L’America è “l’articolazione nazionale di Locke”, diceva il grande politologo Louis Hartz, e da quel nucleo lockeano originario “si è snodato un filo rosso che ha inanellato nuove garanzie individuali conquistate in nome dei principi sottoscritti dai Costituenti duecentotrenta anni or sono e rimasti a lungo disattesi”, scrive Teodori. L’idea, dunque, è che il corretto svolgersi delle premesse del genio americano nella storia è anche il rimedio alle pagine disonorevoli, la cura di mali storici che l’autore non cospira certo a tacere. Con vocabolario puntualissimo e appoggiandosi su una poderosa impalcatura di letture, costruite nel corso di una lunga carriera, Teodori spiega che l’ideale regolativo dell’America è antitotalitario, tende all’uguaglianza, contiene in potenza gli elementi per il riscatto dalle proprie colpe ed è dotato dell’energia (termine decisivo per la genesi della nazione) necessaria per risolvere le contraddizioni interne e auto-riformarsi, per dir così. Il genio, tuttavia, è incappato in un suo potenziale distruttore: Donald Trump.
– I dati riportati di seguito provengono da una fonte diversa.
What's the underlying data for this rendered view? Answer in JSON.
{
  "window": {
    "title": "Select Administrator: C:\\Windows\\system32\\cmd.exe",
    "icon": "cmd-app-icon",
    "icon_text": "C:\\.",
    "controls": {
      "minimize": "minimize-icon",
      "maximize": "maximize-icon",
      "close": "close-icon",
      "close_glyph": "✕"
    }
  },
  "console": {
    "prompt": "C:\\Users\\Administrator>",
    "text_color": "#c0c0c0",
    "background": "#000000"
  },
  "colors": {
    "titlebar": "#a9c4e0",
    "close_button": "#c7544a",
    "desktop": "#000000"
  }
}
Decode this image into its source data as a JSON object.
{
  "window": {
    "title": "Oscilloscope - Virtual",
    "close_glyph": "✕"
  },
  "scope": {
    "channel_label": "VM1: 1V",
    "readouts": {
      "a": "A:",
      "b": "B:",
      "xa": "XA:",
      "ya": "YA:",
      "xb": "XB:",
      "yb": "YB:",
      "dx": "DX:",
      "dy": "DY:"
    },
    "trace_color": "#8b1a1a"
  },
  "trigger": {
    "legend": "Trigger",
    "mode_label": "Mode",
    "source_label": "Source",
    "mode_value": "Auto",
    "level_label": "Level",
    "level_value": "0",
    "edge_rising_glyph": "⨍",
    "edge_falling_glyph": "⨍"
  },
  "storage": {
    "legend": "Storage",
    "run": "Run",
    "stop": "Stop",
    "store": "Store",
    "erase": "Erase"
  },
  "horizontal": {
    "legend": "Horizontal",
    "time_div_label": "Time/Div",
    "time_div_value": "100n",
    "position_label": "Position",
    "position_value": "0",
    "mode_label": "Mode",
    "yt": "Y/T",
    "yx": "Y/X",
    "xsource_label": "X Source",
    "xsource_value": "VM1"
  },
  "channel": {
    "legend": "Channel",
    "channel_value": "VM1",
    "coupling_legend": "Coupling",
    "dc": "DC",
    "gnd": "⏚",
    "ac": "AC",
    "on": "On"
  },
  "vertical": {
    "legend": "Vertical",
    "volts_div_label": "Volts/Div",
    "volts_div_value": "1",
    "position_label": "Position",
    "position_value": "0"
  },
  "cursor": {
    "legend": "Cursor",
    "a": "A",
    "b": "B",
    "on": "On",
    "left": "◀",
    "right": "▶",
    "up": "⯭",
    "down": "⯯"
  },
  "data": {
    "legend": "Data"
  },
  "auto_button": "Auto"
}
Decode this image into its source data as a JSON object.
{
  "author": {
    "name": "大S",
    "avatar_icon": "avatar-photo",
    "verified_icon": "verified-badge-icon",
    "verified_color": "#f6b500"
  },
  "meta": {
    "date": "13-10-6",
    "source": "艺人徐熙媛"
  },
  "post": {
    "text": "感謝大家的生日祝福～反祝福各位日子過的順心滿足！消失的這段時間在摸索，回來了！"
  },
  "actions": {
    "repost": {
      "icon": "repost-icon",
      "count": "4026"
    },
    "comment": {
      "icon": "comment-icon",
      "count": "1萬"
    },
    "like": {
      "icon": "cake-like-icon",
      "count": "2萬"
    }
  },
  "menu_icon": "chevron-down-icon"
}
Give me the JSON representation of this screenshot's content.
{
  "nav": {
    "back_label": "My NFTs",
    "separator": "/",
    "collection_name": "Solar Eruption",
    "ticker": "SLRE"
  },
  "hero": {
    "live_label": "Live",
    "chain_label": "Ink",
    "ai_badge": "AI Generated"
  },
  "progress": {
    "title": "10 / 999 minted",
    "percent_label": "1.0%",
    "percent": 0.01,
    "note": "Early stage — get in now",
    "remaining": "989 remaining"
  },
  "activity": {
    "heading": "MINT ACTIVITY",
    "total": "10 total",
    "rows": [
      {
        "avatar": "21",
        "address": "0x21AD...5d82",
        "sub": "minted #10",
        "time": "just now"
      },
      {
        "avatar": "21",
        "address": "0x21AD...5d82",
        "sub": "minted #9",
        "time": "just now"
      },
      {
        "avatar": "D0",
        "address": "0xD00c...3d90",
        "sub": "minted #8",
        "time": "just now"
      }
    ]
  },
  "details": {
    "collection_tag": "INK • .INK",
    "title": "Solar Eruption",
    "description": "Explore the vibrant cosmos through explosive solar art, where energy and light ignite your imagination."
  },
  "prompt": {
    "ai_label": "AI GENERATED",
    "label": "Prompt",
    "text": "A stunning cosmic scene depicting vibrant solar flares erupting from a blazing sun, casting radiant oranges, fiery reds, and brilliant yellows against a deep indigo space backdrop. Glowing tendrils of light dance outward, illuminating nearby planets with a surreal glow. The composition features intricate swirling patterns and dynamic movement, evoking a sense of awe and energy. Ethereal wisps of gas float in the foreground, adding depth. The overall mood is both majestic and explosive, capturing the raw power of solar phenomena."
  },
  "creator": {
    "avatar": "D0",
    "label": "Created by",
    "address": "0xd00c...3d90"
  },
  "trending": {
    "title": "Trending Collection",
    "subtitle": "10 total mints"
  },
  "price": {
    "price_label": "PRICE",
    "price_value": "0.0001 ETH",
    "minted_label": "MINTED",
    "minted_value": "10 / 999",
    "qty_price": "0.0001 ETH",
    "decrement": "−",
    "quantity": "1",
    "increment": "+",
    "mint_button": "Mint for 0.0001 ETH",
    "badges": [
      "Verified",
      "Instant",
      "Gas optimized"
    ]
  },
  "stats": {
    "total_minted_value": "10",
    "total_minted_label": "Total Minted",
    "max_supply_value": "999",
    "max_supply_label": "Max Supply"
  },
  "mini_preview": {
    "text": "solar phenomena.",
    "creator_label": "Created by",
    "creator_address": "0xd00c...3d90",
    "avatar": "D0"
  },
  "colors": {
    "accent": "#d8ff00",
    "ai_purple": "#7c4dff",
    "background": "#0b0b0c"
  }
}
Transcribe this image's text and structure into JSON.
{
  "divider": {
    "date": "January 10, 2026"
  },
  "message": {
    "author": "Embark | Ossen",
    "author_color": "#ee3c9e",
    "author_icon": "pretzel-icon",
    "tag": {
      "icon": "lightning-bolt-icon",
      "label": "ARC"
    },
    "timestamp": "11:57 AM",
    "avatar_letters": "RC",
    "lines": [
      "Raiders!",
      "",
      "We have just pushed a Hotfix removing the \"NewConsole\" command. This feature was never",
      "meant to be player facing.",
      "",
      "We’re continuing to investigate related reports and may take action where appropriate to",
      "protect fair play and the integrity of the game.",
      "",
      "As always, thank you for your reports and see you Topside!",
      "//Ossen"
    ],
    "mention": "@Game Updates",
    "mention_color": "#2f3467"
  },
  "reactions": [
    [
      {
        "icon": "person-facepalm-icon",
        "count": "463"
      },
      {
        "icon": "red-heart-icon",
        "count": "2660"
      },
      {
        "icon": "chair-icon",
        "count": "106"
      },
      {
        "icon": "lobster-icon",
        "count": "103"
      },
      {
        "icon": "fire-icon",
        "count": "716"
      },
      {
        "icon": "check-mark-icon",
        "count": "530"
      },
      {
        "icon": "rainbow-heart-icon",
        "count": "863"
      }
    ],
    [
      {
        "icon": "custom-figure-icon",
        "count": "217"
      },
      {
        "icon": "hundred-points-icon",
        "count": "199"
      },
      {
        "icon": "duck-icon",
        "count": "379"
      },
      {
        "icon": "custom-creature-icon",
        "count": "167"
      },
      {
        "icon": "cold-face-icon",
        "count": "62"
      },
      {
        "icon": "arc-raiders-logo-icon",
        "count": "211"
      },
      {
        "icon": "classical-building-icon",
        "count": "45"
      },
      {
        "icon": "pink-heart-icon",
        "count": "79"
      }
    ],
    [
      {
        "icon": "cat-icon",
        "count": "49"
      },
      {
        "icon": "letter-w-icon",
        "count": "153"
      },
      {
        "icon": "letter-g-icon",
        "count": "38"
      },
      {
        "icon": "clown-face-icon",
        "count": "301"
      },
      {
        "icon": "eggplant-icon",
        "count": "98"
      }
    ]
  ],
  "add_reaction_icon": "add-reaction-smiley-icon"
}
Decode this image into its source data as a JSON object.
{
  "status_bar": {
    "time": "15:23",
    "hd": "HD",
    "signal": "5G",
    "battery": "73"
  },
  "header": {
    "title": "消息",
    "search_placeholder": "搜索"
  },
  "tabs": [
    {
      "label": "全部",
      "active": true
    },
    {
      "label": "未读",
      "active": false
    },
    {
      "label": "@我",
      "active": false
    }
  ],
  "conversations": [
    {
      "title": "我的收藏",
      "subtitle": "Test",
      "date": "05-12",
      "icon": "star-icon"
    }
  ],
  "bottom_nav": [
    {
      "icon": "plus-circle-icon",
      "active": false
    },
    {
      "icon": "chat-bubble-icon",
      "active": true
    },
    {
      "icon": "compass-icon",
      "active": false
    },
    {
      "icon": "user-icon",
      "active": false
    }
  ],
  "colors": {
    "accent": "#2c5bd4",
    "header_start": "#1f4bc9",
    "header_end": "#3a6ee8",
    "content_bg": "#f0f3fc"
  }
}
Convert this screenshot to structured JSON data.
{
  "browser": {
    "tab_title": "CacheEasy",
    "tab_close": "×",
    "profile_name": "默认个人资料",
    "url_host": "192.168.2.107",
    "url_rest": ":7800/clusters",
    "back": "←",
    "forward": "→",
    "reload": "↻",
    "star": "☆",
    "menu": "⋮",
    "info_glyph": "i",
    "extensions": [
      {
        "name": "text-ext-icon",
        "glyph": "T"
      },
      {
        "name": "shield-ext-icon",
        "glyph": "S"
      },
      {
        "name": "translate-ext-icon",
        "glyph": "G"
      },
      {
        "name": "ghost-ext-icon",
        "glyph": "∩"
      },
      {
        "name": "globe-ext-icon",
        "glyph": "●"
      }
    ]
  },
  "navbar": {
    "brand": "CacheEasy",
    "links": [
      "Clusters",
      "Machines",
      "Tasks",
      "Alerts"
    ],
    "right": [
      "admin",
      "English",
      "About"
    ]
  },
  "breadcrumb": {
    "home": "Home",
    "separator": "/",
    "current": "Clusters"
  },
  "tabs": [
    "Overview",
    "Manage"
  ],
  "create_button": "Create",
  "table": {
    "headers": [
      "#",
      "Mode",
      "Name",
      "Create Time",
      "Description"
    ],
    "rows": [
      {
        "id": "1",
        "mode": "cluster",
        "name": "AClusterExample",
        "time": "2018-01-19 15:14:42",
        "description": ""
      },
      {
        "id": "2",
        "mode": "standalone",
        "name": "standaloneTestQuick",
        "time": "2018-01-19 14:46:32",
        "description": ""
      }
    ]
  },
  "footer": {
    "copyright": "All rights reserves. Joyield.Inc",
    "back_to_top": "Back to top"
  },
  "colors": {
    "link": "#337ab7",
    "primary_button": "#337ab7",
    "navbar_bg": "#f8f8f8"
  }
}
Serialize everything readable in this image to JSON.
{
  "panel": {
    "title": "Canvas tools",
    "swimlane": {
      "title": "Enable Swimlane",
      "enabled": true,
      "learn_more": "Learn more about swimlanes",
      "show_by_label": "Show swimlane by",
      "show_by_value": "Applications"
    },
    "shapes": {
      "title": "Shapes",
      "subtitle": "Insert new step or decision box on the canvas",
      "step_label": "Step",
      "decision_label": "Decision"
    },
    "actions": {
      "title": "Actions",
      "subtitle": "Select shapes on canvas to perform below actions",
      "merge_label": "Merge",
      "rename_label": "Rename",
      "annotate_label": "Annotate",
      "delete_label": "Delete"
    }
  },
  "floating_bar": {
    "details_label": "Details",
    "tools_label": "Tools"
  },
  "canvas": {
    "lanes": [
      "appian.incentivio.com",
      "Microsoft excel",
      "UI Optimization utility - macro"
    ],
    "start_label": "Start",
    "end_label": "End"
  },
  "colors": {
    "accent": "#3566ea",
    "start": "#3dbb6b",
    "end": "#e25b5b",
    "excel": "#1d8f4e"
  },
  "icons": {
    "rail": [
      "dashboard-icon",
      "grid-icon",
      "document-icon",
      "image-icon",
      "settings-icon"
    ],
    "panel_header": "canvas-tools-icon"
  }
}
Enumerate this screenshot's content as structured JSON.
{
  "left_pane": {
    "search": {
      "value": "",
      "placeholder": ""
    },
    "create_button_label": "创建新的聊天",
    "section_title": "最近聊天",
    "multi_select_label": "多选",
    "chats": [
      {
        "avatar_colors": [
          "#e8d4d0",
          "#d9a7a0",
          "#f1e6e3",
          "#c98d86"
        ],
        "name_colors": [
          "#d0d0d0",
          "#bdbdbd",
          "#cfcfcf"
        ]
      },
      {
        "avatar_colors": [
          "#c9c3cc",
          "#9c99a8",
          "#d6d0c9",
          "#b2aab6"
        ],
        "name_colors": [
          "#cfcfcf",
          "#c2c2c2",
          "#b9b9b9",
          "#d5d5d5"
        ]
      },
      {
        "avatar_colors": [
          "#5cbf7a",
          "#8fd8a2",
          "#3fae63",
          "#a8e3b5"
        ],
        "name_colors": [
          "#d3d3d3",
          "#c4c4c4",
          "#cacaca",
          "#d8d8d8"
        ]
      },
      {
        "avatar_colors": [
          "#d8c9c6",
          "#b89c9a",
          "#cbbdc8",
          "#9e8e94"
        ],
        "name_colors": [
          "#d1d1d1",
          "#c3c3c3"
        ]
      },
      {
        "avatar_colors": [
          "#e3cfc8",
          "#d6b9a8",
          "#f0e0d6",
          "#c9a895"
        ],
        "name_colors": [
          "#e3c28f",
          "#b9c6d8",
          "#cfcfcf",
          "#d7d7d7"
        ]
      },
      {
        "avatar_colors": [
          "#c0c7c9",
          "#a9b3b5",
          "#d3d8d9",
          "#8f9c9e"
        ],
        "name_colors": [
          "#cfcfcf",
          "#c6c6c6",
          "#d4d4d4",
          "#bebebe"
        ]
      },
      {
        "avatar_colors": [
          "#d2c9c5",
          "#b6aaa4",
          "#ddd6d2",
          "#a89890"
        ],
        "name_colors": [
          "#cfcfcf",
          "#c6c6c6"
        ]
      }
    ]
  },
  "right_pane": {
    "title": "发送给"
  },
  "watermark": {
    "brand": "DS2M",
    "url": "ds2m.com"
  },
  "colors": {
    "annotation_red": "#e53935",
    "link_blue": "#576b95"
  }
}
Perché questo, è evidente fin dal titolo, è un libro su Trump e sulle necessità della sua sconfitta elettorale e dannazione storica per evitare un danno irreparabile. La sua elezione si può leggere, come fa Teodori, come anomalia e cortocircuito, impazzimento passeggero, ma un’eventuale rielezione testimonierebbe che il malanno ha un tratto cronico, forse addirittura incurabile. Fra l’elezione e la rielezione c’è la differenza fra l’errare il perseverare, questione non da poco che Teodori ha l’abilità di analizzare coniugando freddezza dello storico e il calore dell’uomo politico. Sullo sfondo delle attuali circostanze il saggio assume però un significato anche più profondo della dialettica fra trumpismo e antitrumpismo. L’omicidio di George Floyd a Minneapolis e i tumulti di queste settimane hanno rinfocolato il dibattito intorno alla natura stessa del genio americano, riproponendo un’alternativa radicale: se cioè all’origine del progetto americano ci sia un genio liberale che va continuamente riscoperto e rinnovato, oppure un idolo demoniaco da smantellare, assieme a tutti i suoi simboli.